In [None]:
!pip install -q torch transformers langchain langchain-community langchain-huggingface faiss-cpu

In [48]:
import os
import torch
from transformers import AutoTokenizer, AutoModelForSeq2SeqLM, AutoModelForCausalLM, pipeline
from langchain.text_splitter import RecursiveCharacterTextSplitter
from langchain_community.document_loaders import PyPDFLoader
from langchain_huggingface import HuggingFaceEmbeddings, HuggingFacePipeline
from langchain_community.vectorstores import FAISS
from langchain.chains import ConversationalRetrievalChain

In [49]:
documents = []
for root, _, files in os.walk("docs"):
    for file in files:
        if file.endswith(".pdf"):
            print(f"Loading file: {file}")
            loader = PyPDFLoader(os.path.join(root, file))
            documents.extend(loader.load())

text_splitter = RecursiveCharacterTextSplitter(chunk_size=500, chunk_overlap=50)
texts = text_splitter.split_documents(documents)
vectorstore = FAISS.from_documents(texts, HuggingFaceEmbeddings(model_name="all-MiniLM-L6-v2"))

Loading file: A Beginners Guide to the Stock Market.pdf
Loading file: fastfacts-what-is-climate-change.pdf
Loading file: report.pdf


In [None]:
checkpoint = "LaMini-T5-738M"

tokenizer = AutoTokenizer.from_pretrained(checkpoint)
base_model = AutoModelForSeq2SeqLM.from_pretrained(
    checkpoint, 
    device_map='auto', 
    torch_dtype=torch.float32,
    trust_remote_code=True
)

pipe = pipeline(
    'text2text-generation',
    model=base_model,
    tokenizer=tokenizer,
    max_length=256,
    do_sample=True,
    temperature=0.2,
    top_p=0.95
)

llm = HuggingFacePipeline(pipeline=pipe)

embeddings = HuggingFaceEmbeddings(model_name="all-MiniLM-L6-v2")
retriever = vectorstore.as_retriever()
qa = ConversationalRetrievalChain.from_llm(llm,
                                          retriever,
                                          return_source_documents=True)

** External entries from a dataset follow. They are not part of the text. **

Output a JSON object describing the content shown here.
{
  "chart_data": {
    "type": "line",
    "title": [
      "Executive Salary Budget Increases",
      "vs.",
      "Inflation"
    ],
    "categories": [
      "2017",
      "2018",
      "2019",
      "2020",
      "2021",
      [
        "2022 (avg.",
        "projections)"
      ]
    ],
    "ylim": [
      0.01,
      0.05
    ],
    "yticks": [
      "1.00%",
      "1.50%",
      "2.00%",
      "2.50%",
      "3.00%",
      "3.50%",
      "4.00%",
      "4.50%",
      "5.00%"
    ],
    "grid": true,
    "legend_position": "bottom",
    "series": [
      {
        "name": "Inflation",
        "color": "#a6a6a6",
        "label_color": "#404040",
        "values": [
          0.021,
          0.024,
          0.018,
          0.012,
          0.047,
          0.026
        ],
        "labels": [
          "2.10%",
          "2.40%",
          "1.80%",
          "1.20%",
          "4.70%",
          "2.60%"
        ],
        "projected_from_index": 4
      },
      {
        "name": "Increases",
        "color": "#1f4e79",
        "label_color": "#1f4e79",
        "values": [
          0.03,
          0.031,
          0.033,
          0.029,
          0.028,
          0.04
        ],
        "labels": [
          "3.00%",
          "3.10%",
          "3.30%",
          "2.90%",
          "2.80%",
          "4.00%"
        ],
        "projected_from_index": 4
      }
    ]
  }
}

# TODO implement working chat history
chat_history = []

In [51]:
chat_history.clear()
question = "What is Understand Myself?"
generated_text = qa.invoke({"question": question, "chat_history": chat_history})
answer = generated_text['answer']    
# chat_history.append((question, answer))
print(answer)

The Understand Myself personality assessment and report is based on the Big Five Aspects Scale, the scientific model that describes your personality through the Big Five factors and each of their two aspects.


In [58]:
question = "Who is the Understand Myself report for?"
generated_text = qa.invoke({"question": question, "chat_history": chat_history})
answer = generated_text['answer']
# chat_history.append((question, answer))
print(answer)

The Understand Myself report is for Mihai Farcas.


In [57]:
question = "What is the Openness trait?"
generated_text = qa.invoke({"question": question, "chat_history": chat_history})
answer = generated_text['answer']
print(answer)

The Openness trait is a measure of creativity, artistic interest, and intelligence (particularly verbal intelligence) in the Big Five personality trait scientic model.


In [54]:
question = "What is my score in Openness trait?"
generated_text = qa.invoke({"question": question, "chat_history": chat_history})
answer = generated_text['answer']
print(answer)

Your score in Openness trait is 75.


In [55]:
question = "What does 75 percentile mean in Openness?"
generated_text = qa.invoke({"question": question, "chat_history": chat_history})
answer = generated_text['answer']
print(answer)

The 75 percentile in Openness indicates where you stand on a particular trait with respect to the population.